The King's Fund also found that the Great North Care Record had “similar ambitions on a larger scale”. It aims to implement shared care records across four STPs in the north east of England and north Cumbria, covering 3.6 million people, the report said.
The think tank highlighted that ambitions to enable patients to digitally interact with health and care service “differ between STPs”. For example, Lincolnshire aspires to offer 95% of primary care patients e-consultations by 2019, it said.
Despite a national rollout, pharmacies in England have been slow to make full use of patient record system the summary care record (SCR). C+D readers cited problems with “clunky processes” and a “fear of the unknown” for the low SCR uptake levels.

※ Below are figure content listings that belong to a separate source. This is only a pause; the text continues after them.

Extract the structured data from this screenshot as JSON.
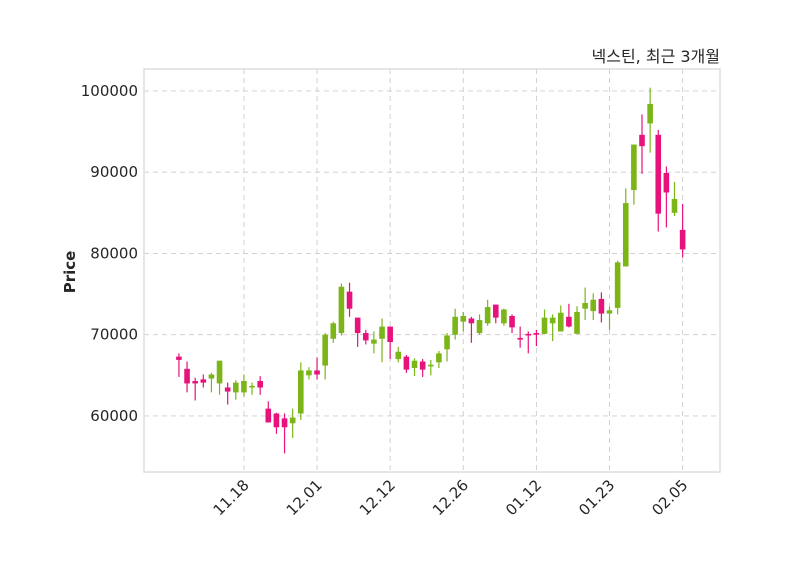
{
  "chart_data": {
    "type": "candlestick",
    "title": "넥스틴, 최근 3개월",
    "ylabel": "Price",
    "xlabel": "",
    "ylim": [
      53100,
      102700
    ],
    "xlim": [
      -4.3,
      66.6
    ],
    "grid": true,
    "colors": {
      "up": "#7cb518",
      "down": "#e8127c",
      "grid": "#cccccc",
      "frame": "#dddddd"
    },
    "yticks": [
      60000,
      70000,
      80000,
      90000,
      100000
    ],
    "xticks": [
      {
        "index": 8,
        "label": "11.18"
      },
      {
        "index": 17,
        "label": "12.01"
      },
      {
        "index": 26,
        "label": "12.12"
      },
      {
        "index": 35,
        "label": "12.26"
      },
      {
        "index": 44,
        "label": "01.12"
      },
      {
        "index": 53,
        "label": "01.23"
      },
      {
        "index": 62,
        "label": "02.05"
      }
    ],
    "ohlc_columns": [
      "open",
      "high",
      "low",
      "close"
    ],
    "candles": [
      [
        67300,
        67700,
        64800,
        66900
      ],
      [
        65800,
        66700,
        62900,
        64000
      ],
      [
        64300,
        64700,
        61900,
        64000
      ],
      [
        64500,
        65100,
        63500,
        64100
      ],
      [
        64600,
        65300,
        62900,
        65100
      ],
      [
        64000,
        66800,
        62600,
        66800
      ],
      [
        63500,
        64100,
        61400,
        63000
      ],
      [
        62900,
        64400,
        62000,
        64100
      ],
      [
        62900,
        65100,
        62400,
        64300
      ],
      [
        63500,
        64100,
        62600,
        63700
      ],
      [
        64300,
        64900,
        62600,
        63500
      ],
      [
        60900,
        61800,
        59200,
        59200
      ],
      [
        60300,
        60400,
        57800,
        58600
      ],
      [
        59700,
        60300,
        55400,
        58600
      ],
      [
        59100,
        60900,
        57300,
        59800
      ],
      [
        60300,
        66600,
        59500,
        65600
      ],
      [
        65000,
        66000,
        64500,
        65600
      ],
      [
        65600,
        67200,
        64500,
        65100
      ],
      [
        66200,
        70200,
        64500,
        70000
      ],
      [
        69500,
        71600,
        69000,
        71400
      ],
      [
        70200,
        76300,
        69900,
        75900
      ],
      [
        75300,
        76400,
        72200,
        73200
      ],
      [
        72100,
        72100,
        68500,
        70200
      ],
      [
        70200,
        70600,
        68800,
        69300
      ],
      [
        68900,
        70400,
        67700,
        69400
      ],
      [
        69500,
        72000,
        66600,
        71000
      ],
      [
        71000,
        71000,
        67000,
        69100
      ],
      [
        67000,
        68500,
        66600,
        67900
      ],
      [
        67300,
        67500,
        65300,
        65700
      ],
      [
        65900,
        67100,
        64900,
        66800
      ],
      [
        66700,
        67000,
        64800,
        65700
      ],
      [
        66100,
        66900,
        65000,
        66300
      ],
      [
        66600,
        68000,
        65900,
        67700
      ],
      [
        68200,
        70200,
        66700,
        69900
      ],
      [
        70000,
        73200,
        69400,
        72200
      ],
      [
        71600,
        72800,
        70400,
        72300
      ],
      [
        72000,
        72200,
        69000,
        71400
      ],
      [
        70200,
        72500,
        70000,
        71800
      ],
      [
        71400,
        74300,
        71100,
        73400
      ],
      [
        73700,
        73700,
        71400,
        72100
      ],
      [
        71400,
        73200,
        71100,
        73100
      ],
      [
        72300,
        72500,
        70200,
        70900
      ],
      [
        69600,
        71000,
        68400,
        69400
      ],
      [
        70100,
        70400,
        67700,
        69900
      ],
      [
        70200,
        70600,
        68600,
        70000
      ],
      [
        70100,
        73100,
        70100,
        72100
      ],
      [
        71400,
        72500,
        69200,
        72100
      ],
      [
        70400,
        73600,
        70400,
        72700
      ],
      [
        72200,
        73800,
        70900,
        71000
      ],
      [
        70100,
        73500,
        70100,
        72800
      ],
      [
        73200,
        75800,
        71800,
        73900
      ],
      [
        72900,
        75100,
        71800,
        74300
      ],
      [
        74400,
        75200,
        71500,
        72600
      ],
      [
        72600,
        73400,
        70600,
        73000
      ],
      [
        73300,
        79100,
        72500,
        78900
      ],
      [
        78400,
        88000,
        78400,
        86200
      ],
      [
        87800,
        93400,
        86000,
        93400
      ],
      [
        94600,
        97100,
        89800,
        93200
      ],
      [
        96000,
        100400,
        92400,
        98400
      ],
      [
        94600,
        95200,
        82700,
        84900
      ],
      [
        89900,
        90700,
        83200,
        87500
      ],
      [
        85000,
        88800,
        84600,
        86700
      ],
      [
        82900,
        86100,
        79500,
        80500
      ]
    ]
  }
}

Pharmacists have a "major role"
STP lead for Nottingham and Nottinghamshire Steve Pearson told C+D the local area believes pharmacists have a “major role to play in helping people get early advice” that could be “critical” in managing the demands on A&E.
“We’ve had conversations about how we can extend [pharmacists] roles,” Mr Pearson told C+D.
Redesigning primary care
STPs were established to set out proposals for “redesigning primary care and community services” and to “deliver more services outside of hospitals and in people’s homes”, the analysis confirmed.
“These proposals invariably describe commitments to break down barriers between services and to develop care that is more integrated," it said.
The report also highlighted that GPs and primary care staff working more closely with “other community and social care service” are expected to reduce demand for hospital care.
What it means for workforce
Staff shortages were found to impact on the quality of services. Therefore, ways to deal with recruitment problems “feature heavily” in STPs, the King's Fund found.
Proposals for tackling workforce problems include collaboration between organisations within STP 'footprints'.
Support for STPs
The report acknowledges that “controversy” has accompanied the development of STPs and stressed that an “urgent priority” is to extend involvement in the development and implementation of STPs, beyond the “relatively small” number of senior NHS leaders currently involved.
Chris Ham, chief executive of the King’s Fund, said ministers and local politicians should back NHS leaders in implementing “essential” and “long-overdue” changes to services.